Dennis Crowley, chief executive and co-founder of New York based Foursquare believes that the real opportunity is when we are able to marry the physical and online worlds seamlessly. Slowly and surely we are seeing signs of that marriage happen around us. Offline companies are starting to use the Internet in ways that enhance their existing operations. This morning, when reading Wireless Industry Newsletter from Rutberg & Co., we came across two items:
- Icebreaker, a New Zealand-based clothing company has started offering a way for its customers to scan the barcode of one of the items they buy from the company, say a sweater, to get the actual information from the sheep on the New Zealand farm whose wool was used to make clothing.

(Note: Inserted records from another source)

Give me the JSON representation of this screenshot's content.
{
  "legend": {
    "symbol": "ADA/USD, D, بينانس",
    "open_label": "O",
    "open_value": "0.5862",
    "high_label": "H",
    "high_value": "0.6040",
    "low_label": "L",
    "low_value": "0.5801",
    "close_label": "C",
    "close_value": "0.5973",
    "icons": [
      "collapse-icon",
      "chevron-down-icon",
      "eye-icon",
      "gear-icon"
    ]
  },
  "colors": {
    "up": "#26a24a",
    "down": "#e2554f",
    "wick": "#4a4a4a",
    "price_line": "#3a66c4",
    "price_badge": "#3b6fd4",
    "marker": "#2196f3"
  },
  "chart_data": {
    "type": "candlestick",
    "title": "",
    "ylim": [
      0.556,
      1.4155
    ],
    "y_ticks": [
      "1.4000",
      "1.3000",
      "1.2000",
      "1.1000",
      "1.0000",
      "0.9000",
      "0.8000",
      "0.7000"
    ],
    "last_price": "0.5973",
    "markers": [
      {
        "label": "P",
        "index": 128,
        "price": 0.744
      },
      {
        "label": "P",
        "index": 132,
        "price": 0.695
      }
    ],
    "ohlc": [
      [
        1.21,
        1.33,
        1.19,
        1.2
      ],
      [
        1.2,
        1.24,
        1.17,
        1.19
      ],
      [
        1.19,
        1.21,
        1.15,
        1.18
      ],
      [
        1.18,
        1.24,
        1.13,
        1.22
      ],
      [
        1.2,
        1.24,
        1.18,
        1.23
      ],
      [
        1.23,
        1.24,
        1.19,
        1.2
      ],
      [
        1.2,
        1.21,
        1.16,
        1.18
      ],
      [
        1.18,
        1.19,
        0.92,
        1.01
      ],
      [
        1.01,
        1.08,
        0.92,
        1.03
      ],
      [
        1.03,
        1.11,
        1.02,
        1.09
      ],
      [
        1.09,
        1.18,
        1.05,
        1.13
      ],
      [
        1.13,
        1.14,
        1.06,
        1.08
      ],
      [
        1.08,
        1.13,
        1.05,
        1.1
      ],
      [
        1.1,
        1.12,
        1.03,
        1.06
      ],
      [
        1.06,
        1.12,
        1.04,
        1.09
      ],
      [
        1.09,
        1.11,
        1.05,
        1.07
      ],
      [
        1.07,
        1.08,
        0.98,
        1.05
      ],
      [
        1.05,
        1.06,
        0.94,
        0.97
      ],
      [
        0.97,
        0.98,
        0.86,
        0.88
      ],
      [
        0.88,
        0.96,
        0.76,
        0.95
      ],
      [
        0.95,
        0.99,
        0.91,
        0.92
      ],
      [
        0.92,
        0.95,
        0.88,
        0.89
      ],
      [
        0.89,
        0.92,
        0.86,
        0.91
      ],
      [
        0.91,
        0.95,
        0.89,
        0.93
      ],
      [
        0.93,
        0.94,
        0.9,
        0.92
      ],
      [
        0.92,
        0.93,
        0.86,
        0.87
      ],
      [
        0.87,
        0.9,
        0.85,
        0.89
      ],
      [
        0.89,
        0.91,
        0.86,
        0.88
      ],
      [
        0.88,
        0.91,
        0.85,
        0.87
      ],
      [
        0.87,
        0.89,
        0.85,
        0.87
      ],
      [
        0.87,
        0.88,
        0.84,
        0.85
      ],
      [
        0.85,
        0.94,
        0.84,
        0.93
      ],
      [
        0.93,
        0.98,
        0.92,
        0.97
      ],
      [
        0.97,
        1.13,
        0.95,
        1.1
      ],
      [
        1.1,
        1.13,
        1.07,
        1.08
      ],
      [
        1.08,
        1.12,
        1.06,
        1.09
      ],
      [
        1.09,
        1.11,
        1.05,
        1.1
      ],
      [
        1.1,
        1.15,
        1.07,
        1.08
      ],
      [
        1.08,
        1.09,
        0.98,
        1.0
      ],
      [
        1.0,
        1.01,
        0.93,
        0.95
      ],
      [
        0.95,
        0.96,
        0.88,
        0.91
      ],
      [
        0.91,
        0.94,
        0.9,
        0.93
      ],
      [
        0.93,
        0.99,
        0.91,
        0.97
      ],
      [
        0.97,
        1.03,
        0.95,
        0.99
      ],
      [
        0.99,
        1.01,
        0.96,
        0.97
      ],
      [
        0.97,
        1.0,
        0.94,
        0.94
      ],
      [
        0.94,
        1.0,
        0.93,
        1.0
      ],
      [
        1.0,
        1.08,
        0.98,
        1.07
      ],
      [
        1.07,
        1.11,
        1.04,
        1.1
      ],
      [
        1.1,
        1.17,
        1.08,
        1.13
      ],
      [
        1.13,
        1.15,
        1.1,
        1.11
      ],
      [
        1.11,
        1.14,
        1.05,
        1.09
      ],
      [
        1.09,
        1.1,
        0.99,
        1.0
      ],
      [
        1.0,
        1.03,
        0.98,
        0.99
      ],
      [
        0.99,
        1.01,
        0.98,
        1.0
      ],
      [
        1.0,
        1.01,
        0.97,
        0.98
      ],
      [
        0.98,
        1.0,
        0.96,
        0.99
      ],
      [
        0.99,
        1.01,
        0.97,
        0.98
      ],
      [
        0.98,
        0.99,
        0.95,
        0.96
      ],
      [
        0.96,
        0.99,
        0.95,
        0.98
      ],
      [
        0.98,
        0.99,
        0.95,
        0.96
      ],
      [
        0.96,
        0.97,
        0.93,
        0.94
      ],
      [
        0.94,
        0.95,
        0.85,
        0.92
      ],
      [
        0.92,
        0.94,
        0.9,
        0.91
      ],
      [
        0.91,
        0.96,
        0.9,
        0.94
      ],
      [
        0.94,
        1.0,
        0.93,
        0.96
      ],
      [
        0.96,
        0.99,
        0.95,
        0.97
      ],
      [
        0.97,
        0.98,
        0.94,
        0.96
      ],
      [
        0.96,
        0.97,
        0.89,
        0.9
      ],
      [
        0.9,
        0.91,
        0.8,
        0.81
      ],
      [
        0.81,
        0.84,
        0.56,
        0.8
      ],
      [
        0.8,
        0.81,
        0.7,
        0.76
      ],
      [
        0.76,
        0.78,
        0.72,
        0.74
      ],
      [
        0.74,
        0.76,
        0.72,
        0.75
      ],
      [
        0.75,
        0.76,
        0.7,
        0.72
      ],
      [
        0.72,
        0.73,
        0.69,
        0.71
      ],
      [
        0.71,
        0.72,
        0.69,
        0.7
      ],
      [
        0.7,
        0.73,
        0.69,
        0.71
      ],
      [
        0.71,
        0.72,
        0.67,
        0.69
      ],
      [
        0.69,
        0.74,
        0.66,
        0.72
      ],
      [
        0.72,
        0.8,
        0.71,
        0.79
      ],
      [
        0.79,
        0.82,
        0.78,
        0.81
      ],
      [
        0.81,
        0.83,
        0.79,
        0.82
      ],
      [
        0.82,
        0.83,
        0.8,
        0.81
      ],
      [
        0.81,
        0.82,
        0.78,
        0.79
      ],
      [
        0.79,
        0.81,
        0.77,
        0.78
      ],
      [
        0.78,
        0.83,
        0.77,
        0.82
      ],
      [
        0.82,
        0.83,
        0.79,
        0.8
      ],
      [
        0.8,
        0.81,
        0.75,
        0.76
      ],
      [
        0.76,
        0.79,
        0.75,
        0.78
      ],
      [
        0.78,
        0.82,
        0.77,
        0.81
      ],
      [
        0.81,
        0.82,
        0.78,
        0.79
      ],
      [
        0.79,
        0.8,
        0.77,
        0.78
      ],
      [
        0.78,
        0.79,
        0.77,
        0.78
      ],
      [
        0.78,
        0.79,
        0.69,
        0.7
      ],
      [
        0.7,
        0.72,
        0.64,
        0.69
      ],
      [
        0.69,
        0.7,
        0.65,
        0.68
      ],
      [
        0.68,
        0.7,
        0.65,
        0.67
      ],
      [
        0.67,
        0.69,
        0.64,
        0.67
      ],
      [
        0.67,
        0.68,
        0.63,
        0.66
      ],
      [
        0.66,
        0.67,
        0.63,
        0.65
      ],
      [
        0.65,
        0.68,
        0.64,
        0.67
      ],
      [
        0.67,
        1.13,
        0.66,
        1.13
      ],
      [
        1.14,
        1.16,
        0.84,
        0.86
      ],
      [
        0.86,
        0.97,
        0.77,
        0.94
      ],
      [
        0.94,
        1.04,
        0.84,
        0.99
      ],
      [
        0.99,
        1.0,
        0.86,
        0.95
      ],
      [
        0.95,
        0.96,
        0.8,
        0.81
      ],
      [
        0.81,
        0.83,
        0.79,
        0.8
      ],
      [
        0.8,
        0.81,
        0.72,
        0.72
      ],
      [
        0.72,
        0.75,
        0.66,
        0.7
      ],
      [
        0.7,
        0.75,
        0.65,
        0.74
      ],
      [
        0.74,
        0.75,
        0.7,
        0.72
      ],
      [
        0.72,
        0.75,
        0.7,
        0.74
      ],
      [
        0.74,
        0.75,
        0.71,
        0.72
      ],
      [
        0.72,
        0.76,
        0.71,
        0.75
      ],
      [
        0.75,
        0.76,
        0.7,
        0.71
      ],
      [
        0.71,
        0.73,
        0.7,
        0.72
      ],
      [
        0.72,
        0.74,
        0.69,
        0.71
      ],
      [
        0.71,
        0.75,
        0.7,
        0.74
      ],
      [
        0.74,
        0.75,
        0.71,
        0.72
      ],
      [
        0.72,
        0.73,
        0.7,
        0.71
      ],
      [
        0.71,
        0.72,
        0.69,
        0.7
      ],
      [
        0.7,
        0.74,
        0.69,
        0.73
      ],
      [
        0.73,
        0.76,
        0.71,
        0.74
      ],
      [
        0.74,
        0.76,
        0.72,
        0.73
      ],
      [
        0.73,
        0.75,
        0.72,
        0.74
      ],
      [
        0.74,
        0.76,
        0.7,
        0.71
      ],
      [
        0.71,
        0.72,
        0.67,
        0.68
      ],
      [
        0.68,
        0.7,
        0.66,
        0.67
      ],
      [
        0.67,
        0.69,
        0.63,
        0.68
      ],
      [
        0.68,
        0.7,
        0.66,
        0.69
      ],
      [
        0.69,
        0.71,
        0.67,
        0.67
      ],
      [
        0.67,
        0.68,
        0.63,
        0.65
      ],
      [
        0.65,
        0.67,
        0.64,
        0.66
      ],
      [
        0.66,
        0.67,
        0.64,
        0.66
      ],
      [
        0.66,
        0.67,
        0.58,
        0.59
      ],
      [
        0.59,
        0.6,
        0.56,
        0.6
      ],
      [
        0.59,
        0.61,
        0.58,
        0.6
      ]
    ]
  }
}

They call it, Baacode.
- C&A, a Brazilian clothing retailer has put small digital displays on the hangers in its stores and shows actually Facebook Likes for a piece of clothing, thus marrying the real and the virtual. Springwise points out that others such as Renault and Bacardi have made similar efforts to building an offline-to-online bridge. “These are both fascinating examples of what is possible with the bridge of online and offline commerce,” writes Rutberg & Co.
I’m from Brazil and I didn’t know about what C&A did. Nice!
I think the fact that a company in Brazil is one of the first to bridge these two universes is surreal! Brazil has some of the slowest and unreliable internet providers in the world. It’s a country that has a lot of catching up to do before it can offer it’s citizens a sound technological infrastructure base. So I can see review status on the coat hanger, but it will take me 20 minutes to access FB on my 5 year-old Dell laptop.